Sicuramente sì. Come già detto, comprendiamo la difficoltà del legislatore europeo ma il “modello Prato“ rappresenta una linea guida che rispetta i principi di efficienza ed efficacia ed andrebbe preso come esempio.

Guardando poi all’ultima bozza di decreto EPR nazionale, prescrive di recuperare entro il 2026 il 15%, 2030 il 25% e 2035 il 40% in peso sull’immesso nel mercato dai produttori, mentre l’anno scorso si ipotizzava rispettivamente il 25%, il 40% e il 50%. Questo è un obiettivo molto deludente visto che oggi fra riuso e riciclo in Italia (e sottolineo in Italia perché questo tipo di valorizzazione lo facciamo solo nel nostro Paese) si recupera già almeno l’80%. Ancora più preoccupante la mancanza di un tetto massimo al recupero energetico (che in prima battuta era stato fissato al 10% e poi è completamente sparito): poiché questo crea un chiaro conflitto di interessi, visto che bruciare questi rifiuti è la strada più facile ed economicamente vantaggiosa. Il rischio è quindi che si possa spingere per bruciare quanti più rifiuti possibile a discapito dell’ambiente e con uno spreco di materie prime. Dato che il futuro ecocontributo sarà versato dagli utenti finali affinché i rifiuti tessili vengano inseriti in un circolo virtuoso di crescita economica e sostenibilità ambientale, non comprendiamo la spinta in favore del solo interesse economico.
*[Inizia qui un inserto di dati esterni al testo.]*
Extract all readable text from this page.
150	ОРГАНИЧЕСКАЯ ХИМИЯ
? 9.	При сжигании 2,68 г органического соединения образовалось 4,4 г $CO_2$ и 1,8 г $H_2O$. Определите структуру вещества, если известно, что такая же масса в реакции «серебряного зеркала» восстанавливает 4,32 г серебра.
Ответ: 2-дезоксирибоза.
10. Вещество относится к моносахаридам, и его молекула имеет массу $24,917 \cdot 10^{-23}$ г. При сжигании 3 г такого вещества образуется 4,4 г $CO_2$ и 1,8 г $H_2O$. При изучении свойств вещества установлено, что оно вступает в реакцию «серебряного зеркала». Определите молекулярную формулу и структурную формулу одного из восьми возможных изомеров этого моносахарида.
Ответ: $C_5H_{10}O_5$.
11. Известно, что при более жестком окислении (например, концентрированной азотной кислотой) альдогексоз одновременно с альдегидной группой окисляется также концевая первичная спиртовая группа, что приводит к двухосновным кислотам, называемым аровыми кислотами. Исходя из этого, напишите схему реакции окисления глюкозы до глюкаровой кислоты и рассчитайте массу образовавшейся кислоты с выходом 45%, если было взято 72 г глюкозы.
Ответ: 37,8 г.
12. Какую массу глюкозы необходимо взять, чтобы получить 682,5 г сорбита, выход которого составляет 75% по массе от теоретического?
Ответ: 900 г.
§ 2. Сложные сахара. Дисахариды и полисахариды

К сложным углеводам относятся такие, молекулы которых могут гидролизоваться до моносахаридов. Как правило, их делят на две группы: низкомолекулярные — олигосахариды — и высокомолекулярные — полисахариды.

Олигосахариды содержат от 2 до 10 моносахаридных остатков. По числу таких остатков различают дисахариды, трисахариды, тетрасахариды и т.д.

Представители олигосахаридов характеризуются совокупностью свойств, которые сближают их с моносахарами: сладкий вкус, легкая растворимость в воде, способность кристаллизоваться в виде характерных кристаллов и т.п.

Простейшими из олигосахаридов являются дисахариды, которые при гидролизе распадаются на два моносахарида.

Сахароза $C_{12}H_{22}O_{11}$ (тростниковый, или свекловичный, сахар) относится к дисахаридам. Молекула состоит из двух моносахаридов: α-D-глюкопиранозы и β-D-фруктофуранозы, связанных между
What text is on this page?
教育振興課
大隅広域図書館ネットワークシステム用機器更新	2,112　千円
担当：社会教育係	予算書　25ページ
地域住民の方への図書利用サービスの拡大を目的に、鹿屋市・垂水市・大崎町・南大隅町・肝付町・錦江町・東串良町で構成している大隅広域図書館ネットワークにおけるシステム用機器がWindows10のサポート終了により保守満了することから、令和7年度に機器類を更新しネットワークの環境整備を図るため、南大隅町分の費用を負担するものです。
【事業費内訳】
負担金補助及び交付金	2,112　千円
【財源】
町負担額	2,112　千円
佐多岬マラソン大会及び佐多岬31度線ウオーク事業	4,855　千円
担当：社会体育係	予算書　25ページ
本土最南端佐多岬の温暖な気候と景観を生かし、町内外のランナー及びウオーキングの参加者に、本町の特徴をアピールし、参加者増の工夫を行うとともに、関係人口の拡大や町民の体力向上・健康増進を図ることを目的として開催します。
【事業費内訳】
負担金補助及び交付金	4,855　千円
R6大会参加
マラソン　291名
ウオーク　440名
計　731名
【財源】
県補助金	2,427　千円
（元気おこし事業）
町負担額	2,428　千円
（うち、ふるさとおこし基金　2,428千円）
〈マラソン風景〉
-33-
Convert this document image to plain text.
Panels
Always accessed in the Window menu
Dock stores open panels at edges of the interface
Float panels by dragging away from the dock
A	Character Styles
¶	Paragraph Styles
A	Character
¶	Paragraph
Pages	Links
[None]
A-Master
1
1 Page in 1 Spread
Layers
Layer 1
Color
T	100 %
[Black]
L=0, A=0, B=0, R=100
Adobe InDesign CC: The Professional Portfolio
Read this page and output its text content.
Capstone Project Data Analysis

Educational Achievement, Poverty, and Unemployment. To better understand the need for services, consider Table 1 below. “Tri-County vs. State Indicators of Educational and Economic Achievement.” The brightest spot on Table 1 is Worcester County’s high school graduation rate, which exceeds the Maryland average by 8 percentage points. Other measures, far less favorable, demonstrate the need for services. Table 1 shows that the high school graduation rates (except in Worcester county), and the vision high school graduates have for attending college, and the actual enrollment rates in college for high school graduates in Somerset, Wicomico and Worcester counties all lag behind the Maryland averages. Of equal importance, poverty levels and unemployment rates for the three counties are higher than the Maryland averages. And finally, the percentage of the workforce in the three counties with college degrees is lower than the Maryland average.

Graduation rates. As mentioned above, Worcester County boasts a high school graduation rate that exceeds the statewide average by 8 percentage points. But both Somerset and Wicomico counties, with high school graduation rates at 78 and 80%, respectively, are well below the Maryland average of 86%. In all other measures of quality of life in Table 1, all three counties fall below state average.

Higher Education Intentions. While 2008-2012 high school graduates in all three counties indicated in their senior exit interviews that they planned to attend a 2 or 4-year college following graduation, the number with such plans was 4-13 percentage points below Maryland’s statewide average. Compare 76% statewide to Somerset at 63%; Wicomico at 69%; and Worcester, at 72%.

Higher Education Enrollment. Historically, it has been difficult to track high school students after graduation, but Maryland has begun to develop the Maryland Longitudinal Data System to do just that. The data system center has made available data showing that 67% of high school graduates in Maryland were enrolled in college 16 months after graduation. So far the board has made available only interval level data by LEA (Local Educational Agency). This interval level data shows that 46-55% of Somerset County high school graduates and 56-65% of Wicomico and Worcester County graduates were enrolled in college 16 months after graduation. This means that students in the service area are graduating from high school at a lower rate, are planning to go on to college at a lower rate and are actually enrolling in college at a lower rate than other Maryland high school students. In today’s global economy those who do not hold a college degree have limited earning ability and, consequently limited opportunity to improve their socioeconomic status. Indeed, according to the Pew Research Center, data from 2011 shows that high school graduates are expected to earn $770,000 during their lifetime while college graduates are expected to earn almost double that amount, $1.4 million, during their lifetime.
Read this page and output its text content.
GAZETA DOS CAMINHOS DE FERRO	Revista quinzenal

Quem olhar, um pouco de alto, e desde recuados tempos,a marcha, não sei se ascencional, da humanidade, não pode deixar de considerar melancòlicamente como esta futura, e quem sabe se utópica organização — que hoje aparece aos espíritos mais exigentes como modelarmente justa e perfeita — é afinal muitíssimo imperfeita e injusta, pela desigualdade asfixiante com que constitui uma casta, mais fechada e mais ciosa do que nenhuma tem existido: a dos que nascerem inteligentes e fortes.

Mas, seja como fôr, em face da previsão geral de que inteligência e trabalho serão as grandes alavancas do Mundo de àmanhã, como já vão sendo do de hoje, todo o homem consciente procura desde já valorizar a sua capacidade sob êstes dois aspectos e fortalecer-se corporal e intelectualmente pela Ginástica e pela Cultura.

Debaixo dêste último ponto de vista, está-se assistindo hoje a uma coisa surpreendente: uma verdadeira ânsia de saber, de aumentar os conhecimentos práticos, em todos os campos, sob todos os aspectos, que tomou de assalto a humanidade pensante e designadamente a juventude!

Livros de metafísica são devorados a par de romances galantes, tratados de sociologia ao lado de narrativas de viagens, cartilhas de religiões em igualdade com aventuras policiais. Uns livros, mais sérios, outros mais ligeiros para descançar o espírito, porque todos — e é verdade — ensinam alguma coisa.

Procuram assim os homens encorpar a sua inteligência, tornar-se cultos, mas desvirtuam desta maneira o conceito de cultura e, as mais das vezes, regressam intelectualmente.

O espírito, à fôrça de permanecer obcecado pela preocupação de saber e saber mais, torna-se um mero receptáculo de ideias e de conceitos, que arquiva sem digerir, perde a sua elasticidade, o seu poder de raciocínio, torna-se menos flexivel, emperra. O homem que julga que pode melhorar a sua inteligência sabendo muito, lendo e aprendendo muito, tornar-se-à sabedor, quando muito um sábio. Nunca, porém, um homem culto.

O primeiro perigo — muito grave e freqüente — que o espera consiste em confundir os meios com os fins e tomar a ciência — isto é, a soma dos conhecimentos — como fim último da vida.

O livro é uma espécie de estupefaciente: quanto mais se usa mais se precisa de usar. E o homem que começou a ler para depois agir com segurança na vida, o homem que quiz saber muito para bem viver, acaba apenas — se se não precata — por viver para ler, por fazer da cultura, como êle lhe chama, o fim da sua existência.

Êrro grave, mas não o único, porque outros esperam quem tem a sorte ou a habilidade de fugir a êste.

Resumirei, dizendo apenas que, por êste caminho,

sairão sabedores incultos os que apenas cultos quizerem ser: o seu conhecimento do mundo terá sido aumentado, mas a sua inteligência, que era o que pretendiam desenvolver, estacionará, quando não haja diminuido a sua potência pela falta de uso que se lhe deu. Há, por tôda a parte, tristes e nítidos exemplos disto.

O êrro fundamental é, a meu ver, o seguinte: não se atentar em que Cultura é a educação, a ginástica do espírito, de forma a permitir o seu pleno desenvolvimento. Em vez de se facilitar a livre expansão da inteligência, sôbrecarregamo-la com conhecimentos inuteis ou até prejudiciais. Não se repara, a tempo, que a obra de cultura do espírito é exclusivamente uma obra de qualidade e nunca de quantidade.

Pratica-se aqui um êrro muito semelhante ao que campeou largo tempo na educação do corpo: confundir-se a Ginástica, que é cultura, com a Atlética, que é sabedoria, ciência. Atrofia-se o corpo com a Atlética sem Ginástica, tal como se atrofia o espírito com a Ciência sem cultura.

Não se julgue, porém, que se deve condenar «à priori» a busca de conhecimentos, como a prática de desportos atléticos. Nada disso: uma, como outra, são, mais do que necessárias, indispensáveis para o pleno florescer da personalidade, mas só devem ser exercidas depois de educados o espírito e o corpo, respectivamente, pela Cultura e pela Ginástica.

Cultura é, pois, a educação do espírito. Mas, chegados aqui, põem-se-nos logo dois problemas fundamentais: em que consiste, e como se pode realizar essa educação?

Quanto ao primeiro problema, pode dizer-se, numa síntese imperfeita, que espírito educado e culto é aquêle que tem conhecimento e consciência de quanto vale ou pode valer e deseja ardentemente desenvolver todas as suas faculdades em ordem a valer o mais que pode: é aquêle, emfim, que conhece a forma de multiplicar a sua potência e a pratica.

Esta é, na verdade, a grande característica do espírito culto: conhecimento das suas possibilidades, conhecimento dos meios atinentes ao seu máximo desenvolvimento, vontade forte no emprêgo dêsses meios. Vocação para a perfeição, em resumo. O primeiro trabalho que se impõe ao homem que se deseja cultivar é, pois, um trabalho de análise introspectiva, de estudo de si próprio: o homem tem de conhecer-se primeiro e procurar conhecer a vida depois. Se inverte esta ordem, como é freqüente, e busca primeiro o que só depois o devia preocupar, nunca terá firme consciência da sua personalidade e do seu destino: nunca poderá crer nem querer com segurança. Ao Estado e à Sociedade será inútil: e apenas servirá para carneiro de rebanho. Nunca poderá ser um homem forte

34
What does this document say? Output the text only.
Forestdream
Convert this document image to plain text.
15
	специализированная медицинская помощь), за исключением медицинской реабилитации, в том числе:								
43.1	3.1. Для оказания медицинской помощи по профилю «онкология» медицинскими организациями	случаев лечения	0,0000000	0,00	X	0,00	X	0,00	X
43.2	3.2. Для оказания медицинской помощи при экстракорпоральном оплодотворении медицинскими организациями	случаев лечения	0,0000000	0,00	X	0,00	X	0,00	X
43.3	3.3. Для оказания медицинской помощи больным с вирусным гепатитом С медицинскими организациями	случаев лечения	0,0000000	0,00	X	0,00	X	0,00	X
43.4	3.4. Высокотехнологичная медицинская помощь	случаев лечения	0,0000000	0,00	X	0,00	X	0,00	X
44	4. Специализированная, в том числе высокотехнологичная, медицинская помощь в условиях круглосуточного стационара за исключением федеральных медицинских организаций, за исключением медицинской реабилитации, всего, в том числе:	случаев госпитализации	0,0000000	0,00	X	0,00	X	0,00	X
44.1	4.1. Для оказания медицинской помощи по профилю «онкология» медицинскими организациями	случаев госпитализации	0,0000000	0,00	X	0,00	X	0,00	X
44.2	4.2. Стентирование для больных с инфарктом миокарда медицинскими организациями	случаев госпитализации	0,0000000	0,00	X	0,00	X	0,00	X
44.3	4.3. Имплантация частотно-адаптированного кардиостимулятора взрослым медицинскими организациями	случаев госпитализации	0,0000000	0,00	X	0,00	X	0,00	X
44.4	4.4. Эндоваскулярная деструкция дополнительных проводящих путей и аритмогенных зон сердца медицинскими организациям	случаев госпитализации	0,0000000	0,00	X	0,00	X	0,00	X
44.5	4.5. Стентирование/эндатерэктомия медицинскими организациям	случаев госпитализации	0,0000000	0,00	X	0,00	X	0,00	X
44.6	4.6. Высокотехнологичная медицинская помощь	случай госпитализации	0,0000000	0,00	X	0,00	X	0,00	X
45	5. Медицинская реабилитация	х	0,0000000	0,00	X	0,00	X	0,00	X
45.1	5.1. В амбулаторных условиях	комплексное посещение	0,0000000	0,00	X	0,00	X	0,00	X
Vi soddisfano le norme europee introdotte sul fast fashion?

La vera sfida sarà proprio questa, regolamentare questo settore. Siamo sempre stati contrari al fast e ultra fast fashion poiché colpevole di consumare grandi quantità di materie prime a fronte di una produzione di pessima qualità, difficilmente riusabile e riciclabile e con un codice etico di produzione alquanto discutibile. Sicuramente un buon inizio ma bisogna cercare di arginare il problema con regole puntuali e inficianti poiché il rischio che in futuro verranno aggirate in qualche maniera è piuttosto probabile.”

L’eco-contributo andrà versato nel Paese “per i prodotti che il produttore mette a disposizione nel territorio di uno Stato membro in cui tali prodotti possono diventare rifiuti”. Come giudicate questa scelta?

Direi una scelta corretta.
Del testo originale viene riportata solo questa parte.